Bown says that some parents push their children into one sport early in the hope their youngster will eventually earn a college athletic scholarship. That’s an unrealistic hope for most – “there are a lot more scholarship dollars in academic areas than in athletics,” he adds. “I had the dad of one high school player say to me, ‘We didn’t put any college money away for her. This is her shot.’ Can you imagine what kind of pressure that puts on the kid?”
According to Smoll, children who specialize early are often channeled into sports that don’t match their abilities, setting up a cycle of failure that inhibits them from trying other sports. In addition, some kids physically mature later than others, and need the wide range of developmental experiences to help them acquire fine motor skills. “When there is early specialization, late maturers are likely to fail,” he adds.
Early specialization is “often associated with an over-emphasis on winning,” Smoll notes. “Kids know that the objective is to become a better athlete so they can win more. But sports for kids are more of a developmental experience as opposed to a ‘win-at-all-costs’ experience. You don’t sacrifice the developmental welfare of a child for a win-loss record.”

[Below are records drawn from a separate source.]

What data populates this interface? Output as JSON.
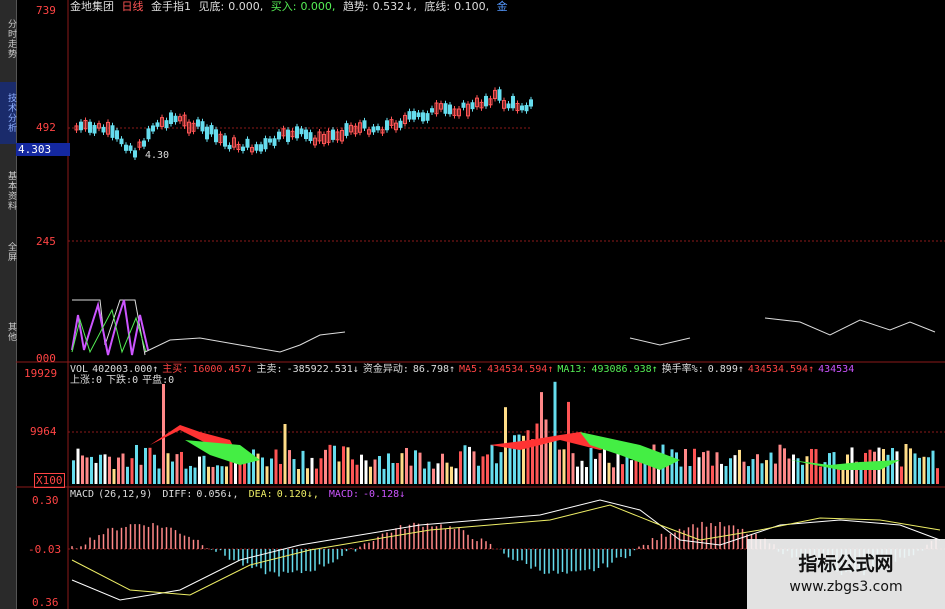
{
  "sidebar": {
    "tabs": [
      {
        "label": "分时走势",
        "active": false
      },
      {
        "label": "技术分析",
        "active": true
      },
      {
        "label": "基本资料",
        "active": false
      },
      {
        "label": "全屏",
        "active": false
      },
      {
        "label": "其他",
        "active": false
      }
    ]
  },
  "price_panel": {
    "stock_name": "金地集团",
    "period": "日线",
    "indicator": "金手指1",
    "info": [
      {
        "label": "见底:",
        "value": "0.000,"
      },
      {
        "label": "买入:",
        "value": "0.000,"
      },
      {
        "label": "趋势:",
        "value": "0.532↓,"
      },
      {
        "label": "底线:",
        "value": "0.100,"
      },
      {
        "label": "金",
        "value": ""
      }
    ],
    "y_labels": [
      "739",
      "492",
      "245",
      "000"
    ],
    "current_price": "4.303",
    "low_marker": "4.30",
    "colors": {
      "up": "#ff5555",
      "down": "#66ddee",
      "grid": "#8b1a1a",
      "axis": "#ff4444"
    }
  },
  "volume_panel": {
    "info_items": [
      {
        "text": "VOL",
        "color": "#dddddd"
      },
      {
        "text": "402003.000↑",
        "color": "#dddddd"
      },
      {
        "text": "主买:",
        "color": "#ff4444"
      },
      {
        "text": "16000.457↓",
        "color": "#ff4444"
      },
      {
        "text": "主卖:",
        "color": "#dddddd"
      },
      {
        "text": "-385922.531↓",
        "color": "#dddddd"
      },
      {
        "text": "资金异动:",
        "color": "#dddddd"
      },
      {
        "text": "86.798↑",
        "color": "#dddddd"
      },
      {
        "text": "MA5:",
        "color": "#ff4444"
      },
      {
        "text": "434534.594↑",
        "color": "#ff4444"
      },
      {
        "text": "MA13:",
        "color": "#55ee55"
      },
      {
        "text": "493086.938↑",
        "color": "#55ee55"
      },
      {
        "text": "换手率%:",
        "color": "#dddddd"
      },
      {
        "text": "0.899↑",
        "color": "#dddddd"
      },
      {
        "text": "434534.594↑",
        "color": "#ff4444"
      },
      {
        "text": "434534",
        "color": "#cc55ff"
      }
    ],
    "sub_items": [
      {
        "text": "上涨:0",
        "color": "#dddddd"
      },
      {
        "text": "下跌:0",
        "color": "#dddddd"
      },
      {
        "text": "平盘:0",
        "color": "#dddddd"
      }
    ],
    "y_labels": [
      "19929",
      "9964",
      "X100"
    ]
  },
  "macd_panel": {
    "title": "MACD",
    "params": "(26,12,9)",
    "diff_label": "DIFF:",
    "diff_value": "0.056↓,",
    "dea_label": "DEA:",
    "dea_value": "0.120↓,",
    "macd_label": "MACD:",
    "macd_value": "-0.128↓",
    "y_labels": [
      "0.30",
      "-0.03",
      "0.36"
    ]
  },
  "watermark": {
    "title": "指标公式网",
    "url": "www.zbgs3.com"
  }
}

The fact remains that juggling practices and games for more than one sport – especially sports at the select level – is a challenge for both children and their parents. Take 12-year-old Maya Marder, a select soccer and basketball player who has been playing both sports since she was 5 years old, and has no intention of choosing one. “If I’m playing soccer, it’s helping me in basketball because I am becoming faster,” says Maya, who just finished sixth grade. “I think at some time I will choose between one of the two, but right now I am having too much fun and I am just too in love with both sports to quit one.”
Maya’s father, Mitch Marder, says that the pressure of playing two different select-level sports at the same time is a challenge for the entire family. “The demands on our time are constant,” he notes.
“Often, we are trying to get her to two practices on the same evening, rushing from one to the other, changing clothes in the car and having a snack along the way. Sometimes, she has to miss something – it is just too much for her and us to try to do it all,” says Marder, who also has an older daughter involved in select sports.
It’s important for children, with adult guidance, to decide if or when to specialize, Smoll concludes. “Parents need to be facilitators for their children’s sports experiences, so that kids have buy-in to the choices being made.”